Вюст, стрелявший как дилетант, снял наушники.
— Это сужает круг поисков. Как лингвист могу точно сказать — вы не из Германии. Может, болгарин, венгр или румын. В этих странах полиция и армия оснащалась немецким оружием, — уловив взгляд Никольского, добавил: — После оскорбительных речей в бункере фюрера СД и гестапо получили задание установить вашу истинную личность.
— Интересно, кто же я?
— Пока неизвестно.
— Полагаю, это не имеет значения, будь я сам помощник Сталина. Моя задача — связать фюрера с Верховными, решение принимать ему.
— И все же. Если спецслужбы установят, что вы родом из враждебного государства, Гиммлеру будет гораздо легче опровергнуть обвинения в свой адрес и поставить под вопрос действительность сообщений от Высших Неизвестных.

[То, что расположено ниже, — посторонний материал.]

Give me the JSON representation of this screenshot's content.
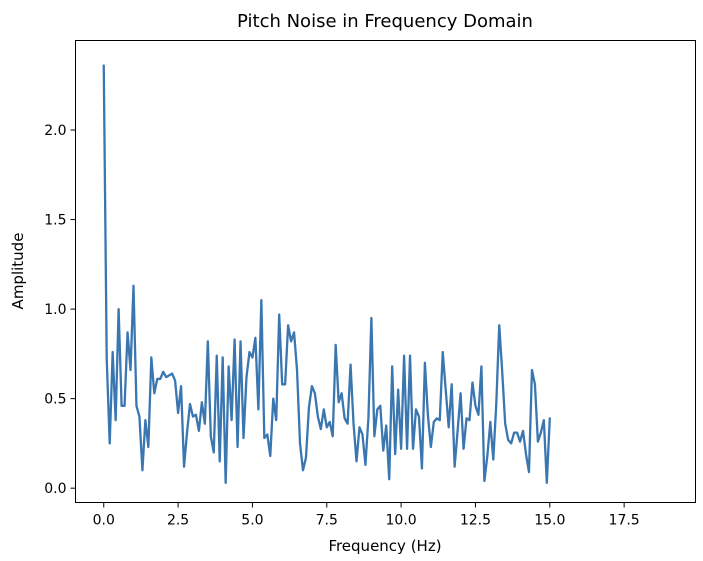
{
  "chart_data": {
    "type": "line",
    "title": "Pitch Noise in Frequency Domain",
    "xlabel": "Frequency (Hz)",
    "ylabel": "Amplitude",
    "xlim": [
      -0.95,
      19.9
    ],
    "ylim": [
      -0.08,
      2.5
    ],
    "xticks": [
      {
        "value": 0.0,
        "label": "0.0"
      },
      {
        "value": 2.5,
        "label": "2.5"
      },
      {
        "value": 5.0,
        "label": "5.0"
      },
      {
        "value": 7.5,
        "label": "7.5"
      },
      {
        "value": 10.0,
        "label": "10.0"
      },
      {
        "value": 12.5,
        "label": "12.5"
      },
      {
        "value": 15.0,
        "label": "15.0"
      },
      {
        "value": 17.5,
        "label": "17.5"
      }
    ],
    "yticks": [
      {
        "value": 0.0,
        "label": "0.0"
      },
      {
        "value": 0.5,
        "label": "0.5"
      },
      {
        "value": 1.0,
        "label": "1.0"
      },
      {
        "value": 1.5,
        "label": "1.5"
      },
      {
        "value": 2.0,
        "label": "2.0"
      }
    ],
    "grid": false,
    "color": "#3a76b0",
    "series": [
      {
        "x0": 0.0,
        "dx": 0.1,
        "values": [
          2.36,
          0.72,
          0.25,
          0.76,
          0.38,
          1.0,
          0.46,
          0.46,
          0.87,
          0.66,
          1.13,
          0.46,
          0.4,
          0.1,
          0.38,
          0.23,
          0.73,
          0.53,
          0.61,
          0.61,
          0.65,
          0.62,
          0.63,
          0.64,
          0.6,
          0.42,
          0.57,
          0.12,
          0.31,
          0.47,
          0.4,
          0.41,
          0.32,
          0.48,
          0.36,
          0.82,
          0.29,
          0.2,
          0.74,
          0.15,
          0.73,
          0.03,
          0.68,
          0.38,
          0.83,
          0.23,
          0.82,
          0.28,
          0.62,
          0.76,
          0.73,
          0.84,
          0.44,
          1.05,
          0.28,
          0.3,
          0.18,
          0.5,
          0.38,
          0.97,
          0.58,
          0.58,
          0.91,
          0.82,
          0.87,
          0.66,
          0.25,
          0.1,
          0.17,
          0.45,
          0.57,
          0.53,
          0.4,
          0.33,
          0.44,
          0.34,
          0.37,
          0.29,
          0.8,
          0.48,
          0.53,
          0.39,
          0.36,
          0.69,
          0.36,
          0.15,
          0.34,
          0.3,
          0.13,
          0.39,
          0.95,
          0.29,
          0.44,
          0.46,
          0.21,
          0.35,
          0.05,
          0.68,
          0.19,
          0.55,
          0.22,
          0.74,
          0.22,
          0.74,
          0.22,
          0.44,
          0.4,
          0.11,
          0.7,
          0.41,
          0.23,
          0.37,
          0.39,
          0.38,
          0.76,
          0.55,
          0.34,
          0.58,
          0.12,
          0.32,
          0.53,
          0.22,
          0.39,
          0.38,
          0.59,
          0.46,
          0.41,
          0.68,
          0.04,
          0.18,
          0.37,
          0.16,
          0.47,
          0.91,
          0.65,
          0.36,
          0.27,
          0.25,
          0.31,
          0.31,
          0.26,
          0.32,
          0.19,
          0.09,
          0.66,
          0.58,
          0.26,
          0.31,
          0.38,
          0.03,
          0.39
        ]
      }
    ]
  }
}
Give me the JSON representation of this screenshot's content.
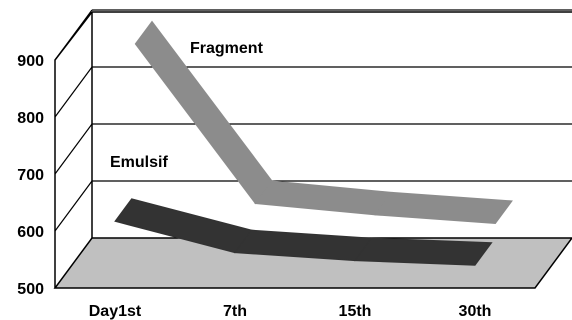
{
  "chart_data": {
    "type": "line",
    "style": "3d-ribbon",
    "categories": [
      "Day1st",
      "7th",
      "15th",
      "30th"
    ],
    "series": [
      {
        "name": "Fragment",
        "values": [
          880,
          600,
          580,
          565
        ]
      },
      {
        "name": "Emulsif",
        "values": [
          617,
          562,
          548,
          540
        ]
      }
    ],
    "ylim": [
      500,
      900
    ],
    "yticks": [
      500,
      600,
      700,
      800,
      900
    ],
    "grid": true,
    "legend": "inline labels",
    "colors": {
      "Fragment": "#8c8c8c",
      "Emulsif": "#333333",
      "floor": "#c0c0c0",
      "grid": "#000000"
    }
  }
}
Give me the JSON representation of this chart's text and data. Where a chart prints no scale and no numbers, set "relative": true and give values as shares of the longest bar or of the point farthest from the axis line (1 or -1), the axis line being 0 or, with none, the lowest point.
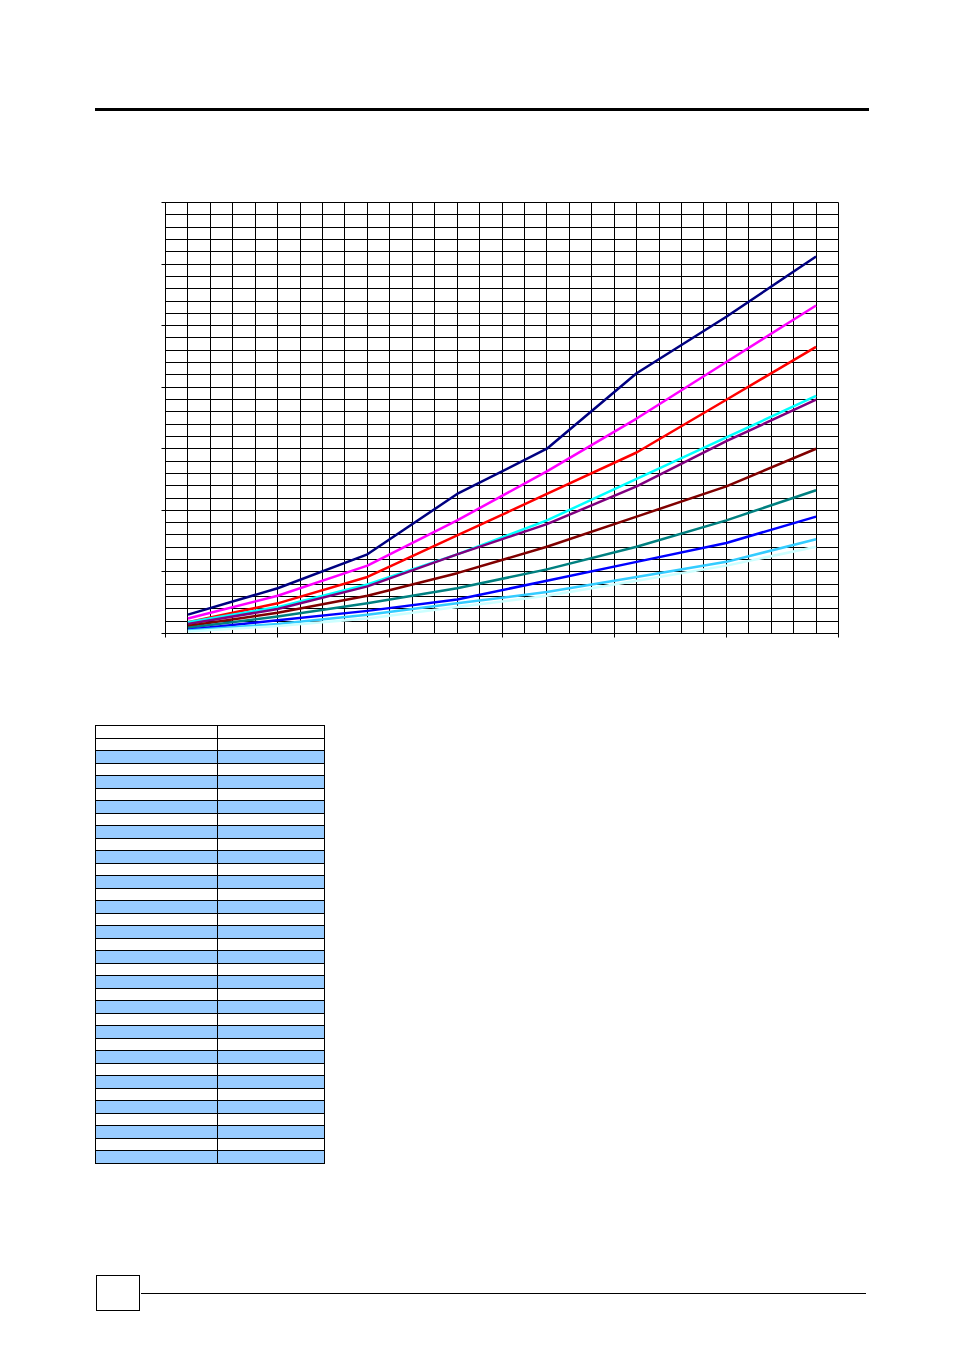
{
  "chart_data": {
    "type": "line",
    "relative": true,
    "grid": true,
    "line_style": "solid",
    "marker": "none",
    "categories": [
      null,
      null,
      null,
      null,
      null,
      null,
      null,
      null
    ],
    "series": [
      {
        "color": "#000080",
        "values": [
          0.05,
          0.12,
          0.21,
          0.37,
          0.49,
          0.69,
          0.84,
          1
        ]
      },
      {
        "color": "#ff00ff",
        "values": [
          0.04,
          0.1,
          0.18,
          0.3,
          0.43,
          0.57,
          0.72,
          0.87
        ]
      },
      {
        "color": "#ff0000",
        "values": [
          0.03,
          0.08,
          0.15,
          0.26,
          0.37,
          0.48,
          0.62,
          0.76
        ]
      },
      {
        "color": "#00ffff",
        "values": [
          0.03,
          0.07,
          0.13,
          0.21,
          0.3,
          0.41,
          0.52,
          0.63
        ]
      },
      {
        "color": "#800080",
        "values": [
          0.025,
          0.065,
          0.125,
          0.21,
          0.29,
          0.39,
          0.51,
          0.62
        ]
      },
      {
        "color": "#800000",
        "values": [
          0.02,
          0.055,
          0.1,
          0.16,
          0.23,
          0.31,
          0.39,
          0.49
        ]
      },
      {
        "color": "#008080",
        "values": [
          0.015,
          0.045,
          0.08,
          0.12,
          0.17,
          0.23,
          0.3,
          0.38
        ]
      },
      {
        "color": "#0000ff",
        "values": [
          0.01,
          0.035,
          0.06,
          0.09,
          0.14,
          0.19,
          0.24,
          0.31
        ]
      },
      {
        "color": "#33ccff",
        "values": [
          0.008,
          0.025,
          0.05,
          0.08,
          0.11,
          0.15,
          0.19,
          0.25
        ]
      },
      {
        "color": "#ccffff",
        "values": [
          0.005,
          0.02,
          0.04,
          0.07,
          0.1,
          0.14,
          0.18,
          0.23
        ]
      }
    ]
  }
}
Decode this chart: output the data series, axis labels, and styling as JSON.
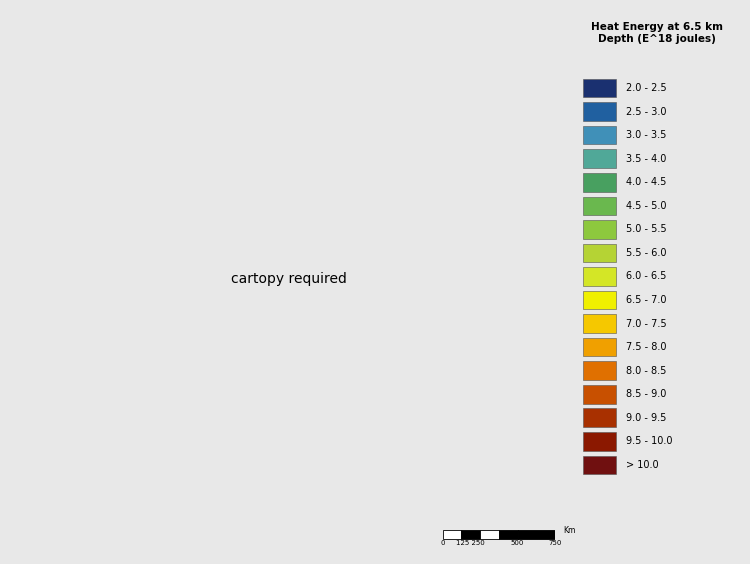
{
  "title": "Heat Energy at 6.5 km\nDepth (E^18 joules)",
  "legend_labels": [
    "2.0 - 2.5",
    "2.5 - 3.0",
    "3.0 - 3.5",
    "3.5 - 4.0",
    "4.0 - 4.5",
    "4.5 - 5.0",
    "5.0 - 5.5",
    "5.5 - 6.0",
    "6.0 - 6.5",
    "6.5 - 7.0",
    "7.0 - 7.5",
    "7.5 - 8.0",
    "8.0 - 8.5",
    "8.5 - 9.0",
    "9.0 - 9.5",
    "9.5 - 10.0",
    "> 10.0"
  ],
  "legend_colors": [
    "#1a3070",
    "#2060a0",
    "#4090b8",
    "#50a898",
    "#48a060",
    "#6ab84e",
    "#8dc83e",
    "#b5d334",
    "#d4e626",
    "#f0f000",
    "#f5c800",
    "#f0a000",
    "#e07000",
    "#c85000",
    "#a83000",
    "#8b1800",
    "#701010"
  ],
  "background_color": "#e8e8e8",
  "map_background": "#ffffff",
  "fig_width": 7.5,
  "fig_height": 5.64,
  "dpi": 100,
  "bounds": [
    2.0,
    2.5,
    3.0,
    3.5,
    4.0,
    4.5,
    5.0,
    5.5,
    6.0,
    6.5,
    7.0,
    7.5,
    8.0,
    8.5,
    9.0,
    9.5,
    10.0,
    12.0
  ]
}
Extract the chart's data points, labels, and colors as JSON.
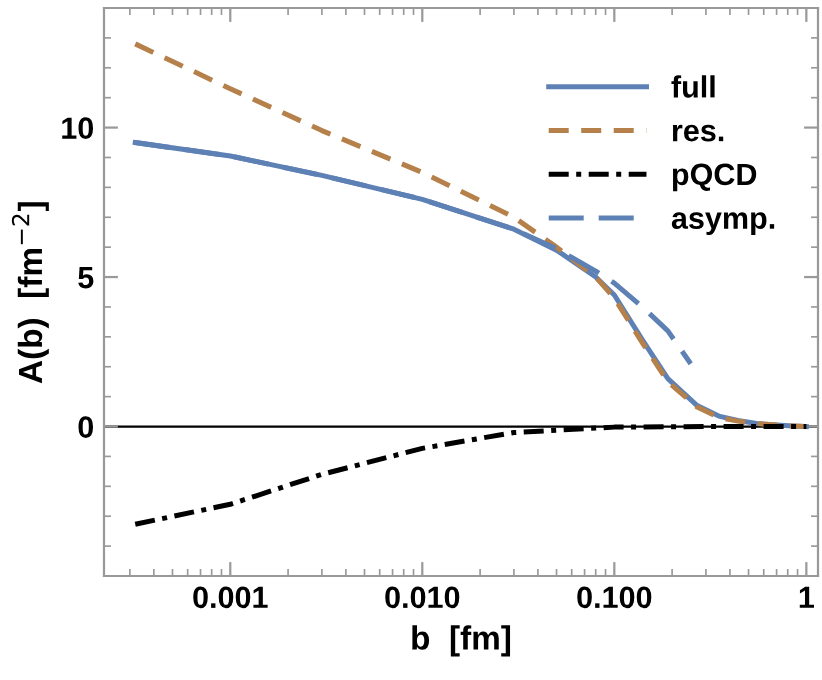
{
  "chart_data": {
    "type": "line",
    "xlabel": "b  [fm]",
    "ylabel": "A(b)  [fm$^{−2}$]",
    "log": "x",
    "xlim": [
      0.00022,
      1.15
    ],
    "ylim": [
      -5,
      14
    ],
    "xticks": [
      0.001,
      {
        "value": 0.01,
        "label": "0.010"
      },
      {
        "value": 0.1,
        "label": "0.100"
      },
      1
    ],
    "yticks": [
      0,
      5,
      10
    ],
    "grid": false,
    "legend": "top right",
    "marker": "none",
    "ref_lines": [
      {
        "axis": "y",
        "value": 0,
        "color": "#000000"
      }
    ],
    "series": [
      {
        "name": "full",
        "color": "#5e81b5",
        "line_style": "solid",
        "x": [
          0.00032,
          0.001,
          0.003,
          0.01,
          0.03,
          0.05,
          0.08,
          0.1,
          0.14,
          0.19,
          0.27,
          0.35,
          0.44,
          0.55,
          0.7,
          0.85,
          1.0
        ],
        "values": [
          9.5,
          9.05,
          8.4,
          7.6,
          6.6,
          5.9,
          5.0,
          4.4,
          2.9,
          1.6,
          0.7,
          0.35,
          0.2,
          0.1,
          0.05,
          0.02,
          0.0
        ]
      },
      {
        "name": "res.",
        "color": "#b5804a",
        "line_style": "dashed",
        "x": [
          0.00032,
          0.001,
          0.003,
          0.01,
          0.03,
          0.05,
          0.08,
          0.1,
          0.14,
          0.19,
          0.27,
          0.35,
          0.44,
          0.55,
          0.7,
          0.85,
          1.0
        ],
        "values": [
          12.8,
          11.3,
          9.9,
          8.5,
          7.0,
          6.0,
          5.0,
          4.3,
          2.8,
          1.5,
          0.65,
          0.3,
          0.18,
          0.1,
          0.05,
          0.02,
          0.0
        ]
      },
      {
        "name": "pQCD",
        "color": "#000000",
        "line_style": "dashdot",
        "x": [
          0.00032,
          0.001,
          0.003,
          0.01,
          0.03,
          0.1,
          0.3,
          1.0
        ],
        "values": [
          -3.27,
          -2.6,
          -1.6,
          -0.73,
          -0.2,
          -0.02,
          0.0,
          0.0
        ]
      },
      {
        "name": "asymp.",
        "color": "#5e81b5",
        "line_style": "longdash",
        "x": [
          0.00032,
          0.001,
          0.003,
          0.01,
          0.03,
          0.05,
          0.08,
          0.1,
          0.14,
          0.19,
          0.25
        ],
        "values": [
          9.5,
          9.05,
          8.4,
          7.6,
          6.6,
          5.95,
          5.2,
          4.8,
          4.0,
          3.2,
          2.1
        ]
      }
    ]
  }
}
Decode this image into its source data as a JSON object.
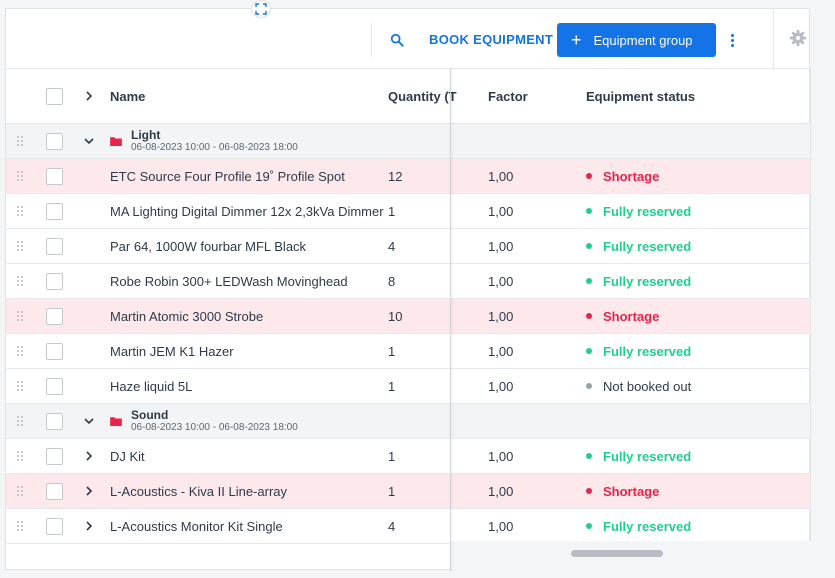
{
  "toolbar": {
    "book_label": "BOOK EQUIPMENT",
    "group_label": "Equipment group",
    "group_plus": "+"
  },
  "header": {
    "name": "Name",
    "quantity": "Quantity (T",
    "factor": "Factor",
    "status": "Equipment status"
  },
  "colors": {
    "accent": "#1473e6",
    "shortage": "#e8244b",
    "fully_reserved": "#1fcf8e",
    "not_booked_out": "#9aa0a8",
    "shortage_row_bg": "#fde8ec",
    "folder": "#e8244b"
  },
  "groups": [
    {
      "name": "Light",
      "date": "06-08-2023 10:00 - 06-08-2023 18:00",
      "rows": [
        {
          "name": "ETC Source Four Profile 19˚ Profile Spot",
          "qty": "12",
          "factor": "1,00",
          "status": "Shortage",
          "kind": "short",
          "expandable": false
        },
        {
          "name": "MA Lighting Digital Dimmer 12x 2,3kVa Dimmer",
          "qty": "1",
          "factor": "1,00",
          "status": "Fully reserved",
          "kind": "full",
          "expandable": false
        },
        {
          "name": "Par 64, 1000W fourbar MFL Black",
          "qty": "4",
          "factor": "1,00",
          "status": "Fully reserved",
          "kind": "full",
          "expandable": false
        },
        {
          "name": "Robe Robin 300+ LEDWash Movinghead",
          "qty": "8",
          "factor": "1,00",
          "status": "Fully reserved",
          "kind": "full",
          "expandable": false
        },
        {
          "name": "Martin Atomic 3000 Strobe",
          "qty": "10",
          "factor": "1,00",
          "status": "Shortage",
          "kind": "short",
          "expandable": false
        },
        {
          "name": "Martin JEM K1 Hazer",
          "qty": "1",
          "factor": "1,00",
          "status": "Fully reserved",
          "kind": "full",
          "expandable": false
        },
        {
          "name": "Haze liquid 5L",
          "qty": "1",
          "factor": "1,00",
          "status": "Not booked out",
          "kind": "none",
          "expandable": false
        }
      ]
    },
    {
      "name": "Sound",
      "date": "06-08-2023 10:00 - 06-08-2023 18:00",
      "rows": [
        {
          "name": "DJ Kit",
          "qty": "1",
          "factor": "1,00",
          "status": "Fully reserved",
          "kind": "full",
          "expandable": true
        },
        {
          "name": "L-Acoustics - Kiva II Line-array",
          "qty": "1",
          "factor": "1,00",
          "status": "Shortage",
          "kind": "short",
          "expandable": true
        },
        {
          "name": "L-Acoustics Monitor Kit Single",
          "qty": "4",
          "factor": "1,00",
          "status": "Fully reserved",
          "kind": "full",
          "expandable": true
        }
      ]
    }
  ]
}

— Смешно. Та же названная вами Венгрия объявила войну Германии. Как и Италия. Мир против вас, Вальтер. Как можно отталкивать руку помощи единственного друга, способного помочь?
Вюст вытащил опустевший магазин. Помедлил и, наконец, задал вопрос, который весьма интересовал его в последние дни.
— Господин посланник, разрешите вопрос. Предлагается спасение отдельным лицам системы, но не всей Германии. Я могу рассчитывать, что меня тоже как-то спасут?
— Да, ваше положение сложное. С одной стороны, красные и союзники, не жалующие СС, с другой — недовольный вами и смертельно опасный Гиммлер. К сожалению, моя роль чисто техническая, без права принятия решений. Могу лишь надеяться, что Высшие, учтут ваш вклад в деятельность Аненербе. Поэтому считаю, что у вас есть шанс.
— Спасибо! Я также учту ваше доброе расположение ко мне. Неизвестно, как оно повернется.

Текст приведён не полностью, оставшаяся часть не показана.